In one of my favourite Georgette Heyer novels, “The Unknown Ajax”, the heroine (Anthea) is seen, in one tiny incident, following instructions from “The Mirror of Fashion” to make a reticule (handbag) in the shape of an Etruscan vase, so when I was leafing through “Jane Austen Embroidery” in search of inspiration for a quick, easy to carry project, and my eye lit on a circular design inspired by an Etruscan design from The Lady’s Magazine of around 1808, it leapt out at me.

The fabric is open over a lap, and you can see rough chalk lines and a few rows of chain stitch.

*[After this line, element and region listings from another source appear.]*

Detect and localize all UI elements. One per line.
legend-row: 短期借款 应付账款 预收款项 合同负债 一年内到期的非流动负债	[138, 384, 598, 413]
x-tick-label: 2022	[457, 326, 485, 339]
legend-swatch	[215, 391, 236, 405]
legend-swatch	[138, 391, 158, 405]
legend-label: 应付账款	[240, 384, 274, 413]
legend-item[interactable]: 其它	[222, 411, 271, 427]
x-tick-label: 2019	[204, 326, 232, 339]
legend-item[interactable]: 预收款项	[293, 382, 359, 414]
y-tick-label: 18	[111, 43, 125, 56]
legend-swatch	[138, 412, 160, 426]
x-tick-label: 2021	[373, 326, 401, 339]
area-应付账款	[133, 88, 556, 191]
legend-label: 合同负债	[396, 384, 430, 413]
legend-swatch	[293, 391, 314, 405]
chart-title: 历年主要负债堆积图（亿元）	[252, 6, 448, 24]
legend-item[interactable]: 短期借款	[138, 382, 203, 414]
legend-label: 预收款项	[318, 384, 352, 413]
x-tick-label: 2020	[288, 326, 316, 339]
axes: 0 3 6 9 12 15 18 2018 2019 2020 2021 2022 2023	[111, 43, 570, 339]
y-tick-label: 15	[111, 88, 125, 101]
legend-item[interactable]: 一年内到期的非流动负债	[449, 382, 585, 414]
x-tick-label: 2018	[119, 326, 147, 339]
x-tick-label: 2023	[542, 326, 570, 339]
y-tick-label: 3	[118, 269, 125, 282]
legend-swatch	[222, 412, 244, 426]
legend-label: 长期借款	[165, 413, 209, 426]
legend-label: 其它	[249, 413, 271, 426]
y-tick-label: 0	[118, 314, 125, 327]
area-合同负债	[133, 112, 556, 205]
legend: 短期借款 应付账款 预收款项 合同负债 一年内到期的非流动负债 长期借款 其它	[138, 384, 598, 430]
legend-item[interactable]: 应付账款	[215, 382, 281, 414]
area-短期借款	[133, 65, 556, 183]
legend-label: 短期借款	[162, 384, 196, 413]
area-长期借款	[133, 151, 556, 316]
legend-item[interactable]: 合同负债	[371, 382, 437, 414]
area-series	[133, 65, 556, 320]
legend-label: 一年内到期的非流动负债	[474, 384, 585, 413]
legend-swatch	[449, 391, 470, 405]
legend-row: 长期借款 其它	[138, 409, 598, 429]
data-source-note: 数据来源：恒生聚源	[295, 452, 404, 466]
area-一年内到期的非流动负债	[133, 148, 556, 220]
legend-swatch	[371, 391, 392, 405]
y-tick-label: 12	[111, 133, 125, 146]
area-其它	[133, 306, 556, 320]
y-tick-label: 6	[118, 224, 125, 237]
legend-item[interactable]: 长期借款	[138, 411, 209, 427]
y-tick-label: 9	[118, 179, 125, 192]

But I have a scarf, not a cushion, so the adapted pattern is going to readapted, and what’s more, this is just a little something to remind me that I really do love embroidery. I’ve been spending so much time on finishing the Dreams of Amarna pieces, that I’ve done almost no real embroidery for months, and I miss it. So this is simple, sketched on by eye, not seeking perfection, just, if anything, charm. I’m going back to what I learnt from the Great Lady’s Magazine Stitch Off, drafting by hand and trusting myself to make something that is as close to accurate as I need it to be.

And indeed, with just a needle and my thread (white cotton floche), I was able to travel very light, and sit quietly stitching in the places where I needed to be present but not unoccupied, stewarding an exhibition and waiting in waiting rooms. It attracted attention, of course, but that merely offers the opportunity to evangelise on the pleasures of embroidery.

The fabric is laid out on the floor, showing the design in progress.

Since I didn’t even take scissors, I wasn’t able to finish lines of stitching which would take less than a length of the floche, but I can come back to that. I’ve also decided that I’m going to stitch the same pattern (approximately) on the other end of the scarf. I’m fond of this sort of goldeny mustardy colour, and it will be very cheering to wear when I’ve finished it!

My apologies, Anthea – when I’ve finished her, of course!